Curioso: la scelta fatta da giovani può essere cambiata a posteriori, ma la revoca è, ci si scusi il bisticcio, irrevocabile. In altre parole, si può tornare indietro dal proprio utilizzando quella che a tutti gli effetti appare una sorta di sanatoria sull’orizzonte di grandi ideali. Che, evidentemente, col progredire dell’età si rimpiccioliscono. Ma la maggioranza di centrosinistra è compatta a favore della norma e in aula solo Carlo Giovanardi va all’attacco. Sottolinea l’assurdo di una revoca che diventa definitiva, contraddicendo la libertà di coscienza. Poi va al sodo: «Chi faceva questa dichiarazione sapeva benissimo che avrebbe avuto una limitazione molto piccola: sulla base delle sue convinzioni non avrebbe potuto in seguito andare a caccia o fare il carabiniere. In pratica, avere il porto d’armi. Non so se riuscite a cogliere la contraddizione da Paese di Pulcinella – conclude Giovanardi – la beffa di chi ha fatto l’obiezione di coscienza, non ha prestato il servizio militare e poi, magari, si fa fotografare con sette lepri uccise».

No, i colleghi non riescono a cogliere la contraddizione. E centinaia di obiettori scoprono di aver cambiato il modo di pensare, non condividono più gli orientamenti della giovinezza, vogliono mandare in soffitta quelle ragioni morali, filosofiche, religiose che in passato li avevano spinti su quella via impervia. Si iscrivono all’esercito degli ex e chiedono che lo Stato li consideri tali.

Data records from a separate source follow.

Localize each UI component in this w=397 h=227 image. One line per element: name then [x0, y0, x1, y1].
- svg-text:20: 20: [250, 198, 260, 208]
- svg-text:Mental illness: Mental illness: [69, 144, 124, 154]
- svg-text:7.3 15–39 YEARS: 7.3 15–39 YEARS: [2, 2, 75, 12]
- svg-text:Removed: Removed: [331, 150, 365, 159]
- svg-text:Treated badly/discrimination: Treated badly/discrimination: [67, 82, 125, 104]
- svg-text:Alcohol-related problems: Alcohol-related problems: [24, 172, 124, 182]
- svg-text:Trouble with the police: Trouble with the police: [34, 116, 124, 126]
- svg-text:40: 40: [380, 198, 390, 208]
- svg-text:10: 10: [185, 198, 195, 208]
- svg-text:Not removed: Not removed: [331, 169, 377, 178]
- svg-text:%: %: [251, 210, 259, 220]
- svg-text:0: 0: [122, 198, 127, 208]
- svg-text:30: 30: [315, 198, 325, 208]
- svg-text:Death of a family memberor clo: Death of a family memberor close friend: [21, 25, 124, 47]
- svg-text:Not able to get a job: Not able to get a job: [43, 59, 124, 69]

È esattamente quel che sta succedendo un po’ in tutta Italia. C’è stata una stagione in cui c’era la corsa all’obiezione. Con una punta, negli ultimi tempi di centomila domande l’anno. E un totale, fra il 1972 e il 2005, di seicentomila obiettori. Ora c’è la corsa contraria, alla revoca. E tocca proprio a Giovanardi, oggi sottosegretario alla presidenza del Consiglio con delega al servizio civile, monitorare il fenomeno. «Il mio ufficio – spiega al Giornale – è sommerso dalle istanze di revoca. Domande che vengono accolte in automatico». Una contromigrazione che non ha precedenti.